IDC’s recent survey has found that 85% of cloud adopters are using multiple cloud platform vendors, with 58% leveraging at least four different cloud service providers. As multi-cloud architectures become increasingly popular, the demand for DevOps and IT Ops teams to map services across hybrid, multiple clouds is growing.

It’s easy to understand why. When you depend on cloud services that span more than a single cloud provider or when you make use of similar cloud services (like AWS S3 and Azure Storage) from different cloud vendors at the same time, you need to keep track of these cloud services in order to use and manage them effectively.

In this article, I explain how building a multi-cloud service mapping strategy can address this challenge.

What Is Service Mapping, and Why Does It Matter?

Your IT service management team needs to track the impact of incidents, problems, and any proposed changes across your infrastructure and distribute this information to stakeholders within the affected business units. Business units talk in terms of the applications they use, but they should not have to know the details of the IT infrastructure that supports each app.

I have worked in organizations that over-communicated detailed technical information to business units, and it led to confusion. It might be obvious to a network technician that replacing router ASPHX02 means that the corporate endpoint for ExpressRoute for all the Southwest offices will be offline and Office 365 will be unavailable, but the average claims analyst won’t (and shouldn’t) need to know this.

Service mapping offers capabilities to map IT infrastructure resources to applications and then map dependencies between applications and IT services. When you replace that same router, the service map will quickly highlight the apps impacted downstream and business units can be properly informed about the impact.

The Cloud Takes Hold. What's Next?

In any modern enterprise, a plan to extend or migrate workloads to a cloud-based infrastructure should be in place. Whether Alibaba Cloud, Microsoft Azure, a private VMware vCloud, or any other combination of cloud platforms, as you extend services and move to these providers, there needs to be a service map that tracks all the additional components and dependencies which are being added to the mix. (We’ll call this day one—moving day.)

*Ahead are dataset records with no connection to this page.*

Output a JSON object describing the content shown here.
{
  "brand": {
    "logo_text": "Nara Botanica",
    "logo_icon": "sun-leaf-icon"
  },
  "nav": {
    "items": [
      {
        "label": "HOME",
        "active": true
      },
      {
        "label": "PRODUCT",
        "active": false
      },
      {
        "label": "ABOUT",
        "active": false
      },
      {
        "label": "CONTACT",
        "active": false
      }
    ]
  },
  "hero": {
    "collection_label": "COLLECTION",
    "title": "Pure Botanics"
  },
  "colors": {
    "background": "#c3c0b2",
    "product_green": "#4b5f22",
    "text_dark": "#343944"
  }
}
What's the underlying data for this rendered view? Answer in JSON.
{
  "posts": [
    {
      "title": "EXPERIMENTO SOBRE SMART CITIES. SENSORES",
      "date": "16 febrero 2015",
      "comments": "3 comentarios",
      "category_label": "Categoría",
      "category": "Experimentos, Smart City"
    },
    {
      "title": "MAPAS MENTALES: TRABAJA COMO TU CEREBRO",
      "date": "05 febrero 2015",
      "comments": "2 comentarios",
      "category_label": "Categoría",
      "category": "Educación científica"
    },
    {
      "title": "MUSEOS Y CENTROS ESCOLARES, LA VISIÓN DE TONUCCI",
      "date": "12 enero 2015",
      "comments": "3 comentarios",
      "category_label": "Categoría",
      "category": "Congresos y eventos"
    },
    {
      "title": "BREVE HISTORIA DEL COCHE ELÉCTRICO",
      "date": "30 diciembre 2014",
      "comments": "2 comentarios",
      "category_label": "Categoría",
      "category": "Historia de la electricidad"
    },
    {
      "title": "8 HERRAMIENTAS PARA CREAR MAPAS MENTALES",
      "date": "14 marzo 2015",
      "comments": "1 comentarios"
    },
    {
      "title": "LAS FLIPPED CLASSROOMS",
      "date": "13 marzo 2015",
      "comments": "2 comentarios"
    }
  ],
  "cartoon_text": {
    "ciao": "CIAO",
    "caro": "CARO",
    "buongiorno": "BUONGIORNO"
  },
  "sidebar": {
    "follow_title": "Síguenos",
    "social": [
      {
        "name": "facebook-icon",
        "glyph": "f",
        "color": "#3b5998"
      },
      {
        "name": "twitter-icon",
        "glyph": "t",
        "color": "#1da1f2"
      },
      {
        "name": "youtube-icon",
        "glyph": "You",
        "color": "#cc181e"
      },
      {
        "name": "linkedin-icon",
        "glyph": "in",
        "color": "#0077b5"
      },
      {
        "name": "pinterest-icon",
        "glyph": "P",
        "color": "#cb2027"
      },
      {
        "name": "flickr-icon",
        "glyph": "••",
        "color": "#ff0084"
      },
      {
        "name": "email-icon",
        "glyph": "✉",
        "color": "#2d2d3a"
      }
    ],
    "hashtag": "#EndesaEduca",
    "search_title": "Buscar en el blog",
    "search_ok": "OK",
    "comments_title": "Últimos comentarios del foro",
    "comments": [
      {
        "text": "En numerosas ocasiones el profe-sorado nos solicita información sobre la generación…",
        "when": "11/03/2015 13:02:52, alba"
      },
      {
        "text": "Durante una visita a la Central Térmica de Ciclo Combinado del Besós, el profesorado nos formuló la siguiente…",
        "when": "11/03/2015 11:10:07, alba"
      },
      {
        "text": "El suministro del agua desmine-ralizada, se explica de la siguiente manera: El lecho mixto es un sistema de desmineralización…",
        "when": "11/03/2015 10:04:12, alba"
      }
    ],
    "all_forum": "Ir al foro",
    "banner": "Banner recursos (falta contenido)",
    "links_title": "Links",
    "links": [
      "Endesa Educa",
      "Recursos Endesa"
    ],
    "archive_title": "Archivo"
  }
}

Day two happens after moving to your chosen cloud providers. Once the migration is complete, there is pressure to leverage the features sold as benefits to justify making the investment to move to the cloud. One of the biggest of these benefits is the ability to dynamically add and remove resources based on load or scheduled events. Examples could be anything from the IRS’s additional capacity requirements during the second week of April (because no one files taxes early), to the ability to spin all but one instance of your biggest business application on the weekends (because there is no one in the office).

Multi-cloud architectures increase the complexity that public clouds introduce. You now have resources in more facilities that you need to track and you also have to deal with each platform provider’s unique set of terminology and metadata for each of these resource types.

Service Mapping For A Multi-Cloud Architecture

The single biggest action an infrastructure team can take when deploying on multiple cloud platforms is to create a consistent set of labels that you can assign to each resource for identification. There doesn’t need to be a huge formal taxonomy in place—It could be as simple as adding a label to identify the name of the component.

Organizations often standardize multiple labels and include them in the deployment scripts so they are always populated. These labels are not only useful for identification in service mapping activity, but also for troubleshooting incidents. Labels that I have personally seen used consistently are name, created-by, and created-date. Other labels that are often used include cost-center, project-id, region, and last-modified-date.

When you label all resources, and when teams use products that have autodiscovery, service mapping becomes a high-value activity of mapping dependencies between services that are meaningful to your business units (rather than trying to find, tag and map each individual IT resource). The initial effort to capture all resources (especially in legacy environments) is still required, but sustaining the dynamic portion of service mapping is much more reasonable when you use modern service mapping and discovery products.

Conclusion

As IT infrastructure extends onto cloud platforms, maintenance can become a logistical nightmare without a proper service management strategy. This includes the ability to map services across multiple clouds, which requires the right set of tools. Ultimately, any coordination around change and release management without a proper tool for tracking IT resources will require an unbelievable amount of babysitting by senior technical people, who are now free to focus on much more valuable tasks that can help your business move forward.

The goal and dream of cloud platforms is to let IT service delivery teams provide value faster and with more agility as and when business needs change. Multi-cloud service mapping for your hybrid infrastructure is key to making the new and more agile IT paradigm viable.